Can a mysogonistic, or anti-Indian artist find the same safety from condemnation we are asked to extend to Naipaul? The question that responds to Ms Gafoor’s point about art and “truth” would therefore be, “Is what Naipaul wrote about the Caribbean and the countries he has visited truth?”

Then, are Caribbean Indians using Naipaul’s success as a writer as a form of self-validation, as a compliment and source of reassurance to the community as other peoples do and have done elsewhere?

The social utility and features of “art” go way beyond considerations of style or medium or mastery of the form and all art has to be considered in a cultural and ideological context. Who is the artist, who is his patron and client and what is his message, are questions that can and are legitimately raised in consideration of the work or movement. A criticism of Mr Naipaul must admit of these.

Ms Gafoor therefore takes the reflection on Naipaul into the area of literary criticism and aesthetics, after having evoked the social utility of a Naipaul who looks at the distress in the world and declares that the suffering castes not only deserve it by virtue of their congenital incapacities, but that they can never evolve into any thing else. This kind of nihilism is what ensures that there is no progress in some parts of the world. It is what has justified the existence of the untouchables of the world, of the existence of slavery, of the rigid class or gender discriminations. The art is at the service of an ideology of negation that it would be unhealthy for us to find acceptable.

Besides, Mr Naipaul’s travel books and essays are found in a literary genre in which, like journalism, the scribal skills are essentially subservient to the ideology and the fidelity to truth that is seen in the work. One judges form as well as content. And content is what, from a critical standpoint, often takes precedence.

But in Mr. Naipaul’s case, even the fictional works now bear the stain of his complexes. Theo Taitt, in reviewing Naipaul’s last novel, Magic Seeds notes that the writer has slithered out of the bounds of the politically incorrect and now wallows in the “politically obscene.” The reviewer writes in the London Review of Books that he finds the novel, “icy, misanthropic” etc.
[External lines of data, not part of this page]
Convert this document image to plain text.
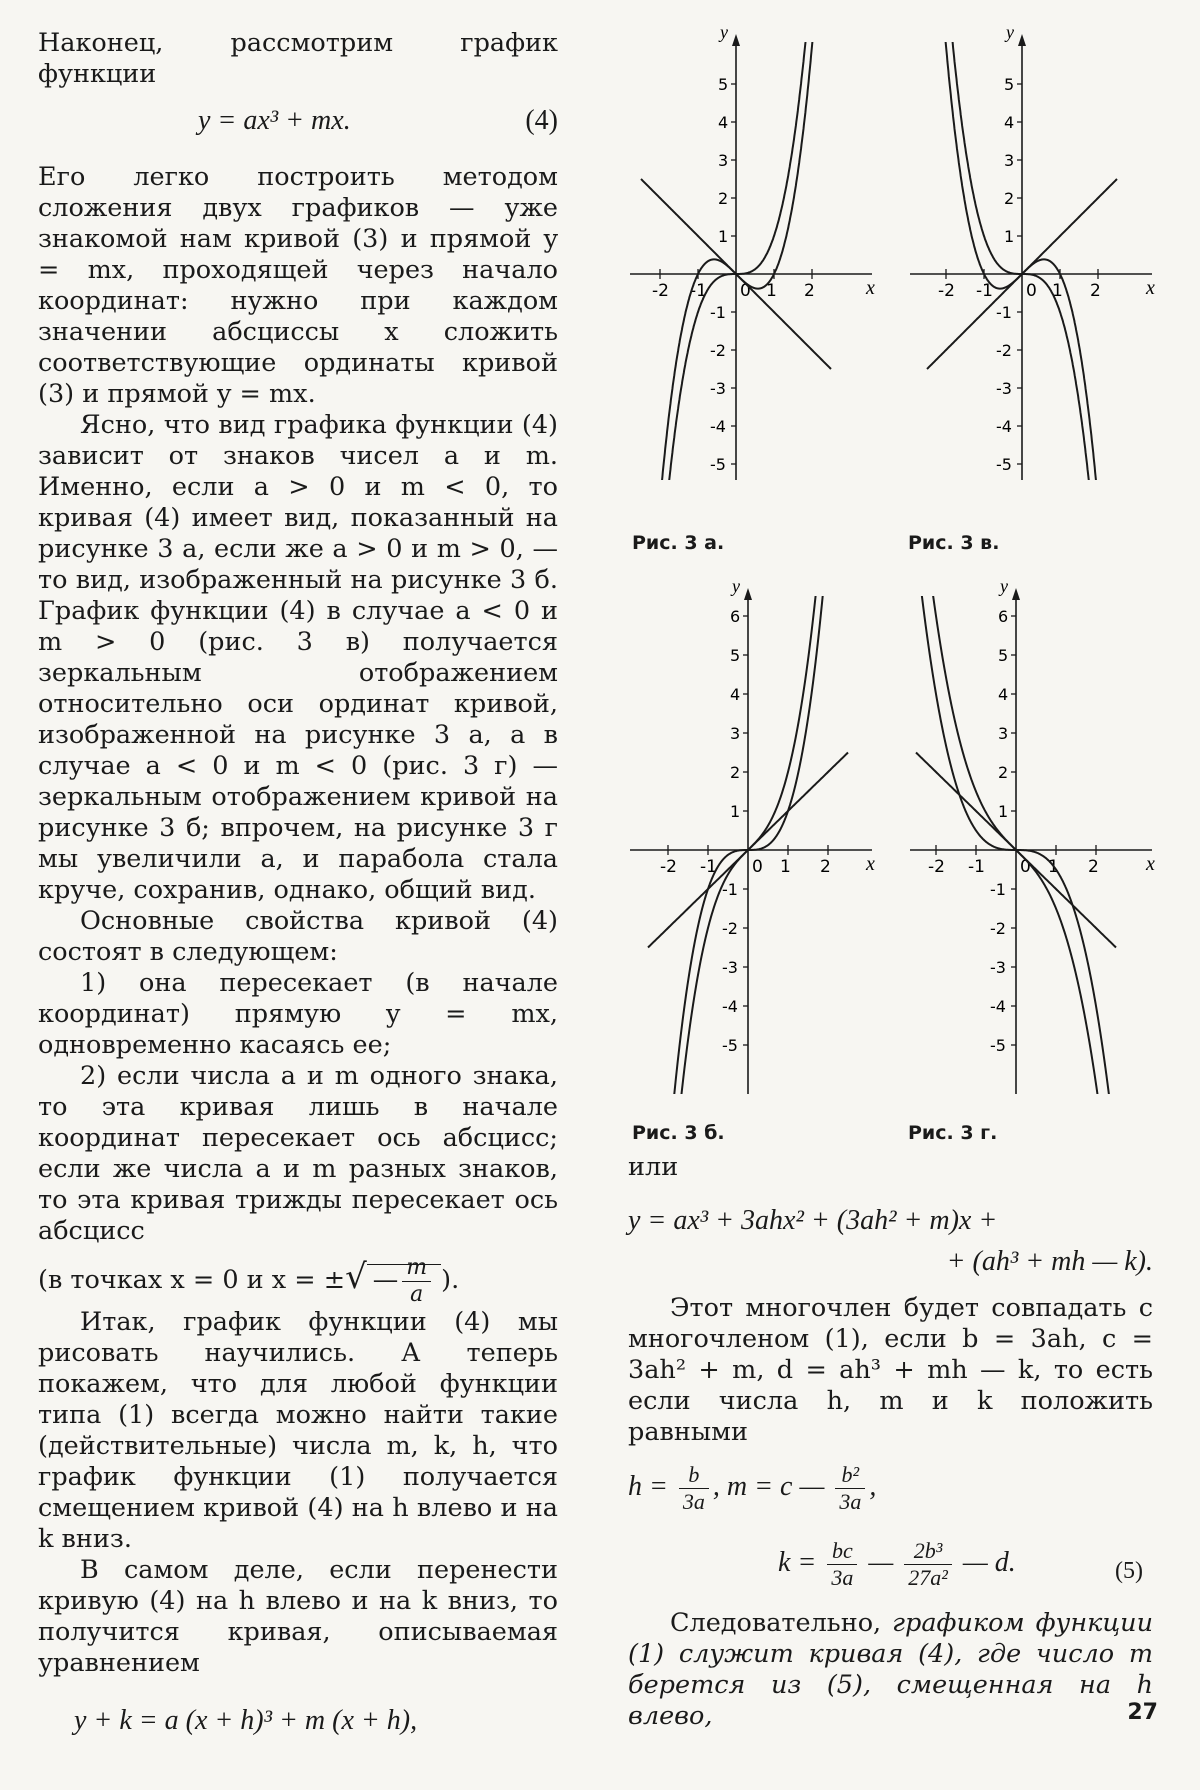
Наконец, рассмотрим график функции

y = ax³ + mx.	(4)

Его легко построить методом сложения двух графиков — уже знакомой нам кривой (3) и прямой y = mx, проходящей через начало координат: нужно при каждом значении абсциссы x сложить соответствующие ординаты кривой (3) и прямой y = mx.

Ясно, что вид графика функции (4) зависит от знаков чисел a и m. Именно, если a > 0 и m < 0, то кривая (4) имеет вид, показанный на рисунке 3 а, если же a > 0 и m > 0, — то вид, изображенный на рисунке 3 б. График функции (4) в случае a < 0 и m > 0 (рис. 3 в) получается зеркальным отображением относительно оси ординат кривой, изображенной на рисунке 3 а, а в случае a < 0 и m < 0 (рис. 3 г) — зеркальным отображением кривой на рисунке 3 б; впрочем, на рисунке 3 г мы увеличили a, и парабола стала круче, сохранив, однако, общий вид.

Основные свойства кривой (4) состоят в следующем:

1) она пересекает (в начале координат) прямую y = mx, одновременно касаясь ее;

2) если числа a и m одного знака, то эта кривая лишь в начале координат пересекает ось абсцисс; если же числа a и m разных знаков, то эта кривая трижды пересекает ось абсцисс

(в точках x = 0 и x = ±√ — $\frac{m}{a}$ ).

Итак, график функции (4) мы рисовать научились. А теперь покажем, что для любой функции типа (1) всегда можно найти такие (действительные) числа m, k, h, что график функции (1) получается смещением кривой (4) на h влево и на k вниз.

В самом деле, если перенести кривую (4) на h влево и на k вниз, то получится кривая, описываемая уравнением

y + k = a (x + h)³ + m (x + h),
x
y
-2 -1 0 1 2
5
4
3
2
1
-1
-2
-3
-4
-5
Рис. 3 а.
x
y
-2 -1 0 1 2
5
4
3
2
1
-1
-2
-3
-4
-5
Рис. 3 в.
x
y
-2 -1 0 1 2
6
5
4
3
2
1
-1
-2
-3
-4
-5
Рис. 3 б.
x
y
-2 -1 0 1 2
6
5
4
3
2
1
-1
-2
-3
-4
-5
Рис. 3 г.

или

y = ax³ + 3ahx² + (3ah² + m)x +
+ (ah³ + mh — k).

Этот многочлен будет совпадать с многочленом (1), если b = 3ah, c = 3ah² + m, d = ah³ + mh — k, то есть если числа h, m и k положить равными

$h = \frac{b}{3a}$ , m = c — $\frac{\text{b²}}{3a}$ ,
$k = \frac{bc}{3a}$ — $\frac{\text{2b³}}{\text{27a²}}$ — d.	(5)

Следовательно, графиком функции (1) служит кривая (4), где число m берется из (5), смещенная на h влево,	27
And the angst fuelling Mr Naipaul’s embarrassing attitudes is all the more pitiful when we recall his own origins. A bright lower-middle-class scholarship boy from a minority community. The condition has bred a strange complex.

So, when we are considering a man’s “oeuvre”, and not a single book like Biswas, we look for common themes and attitudes.

How does one consider the soft-pornographic, scatalogical obsession with sex that has now afflicted him. Taitt speaks of Naipaul’s obsession with sex between races and castes, between the free and the prostitute, and we may add, between the normal and the perverted, obsessions that are detected in Half a Life and Magic Seeds, the two last novels.

It is only in the most comprehensive, and multi-perspective reading of the work that the art in it can be explicated and appreciated. Liking a turn of phrase or a characterisation or the calligraphy is to settle for the surface. One has to go beneath and see what the artist is saying. The question that always follows would be “Is it truth, is this the stark reality?” Or is it the artist’s rendering?

Is Naipaul’s work concerned with economic development and is Biswas an example of his economic philosophy? This is an economist’s reading. An agronomist reading a novel set in a rural community might equally find matters of interest in terms of agricultural practice. But these would always be incidental. Biswas was one of those several “novels of growing up” that come out of young writers. It is a work of quality and the first to have dealt in such detail with the existence of the Indian overseas community of the descendants of indentureds. But it is not all that Naipaul wrote. It is not the sole work by which he may be judged.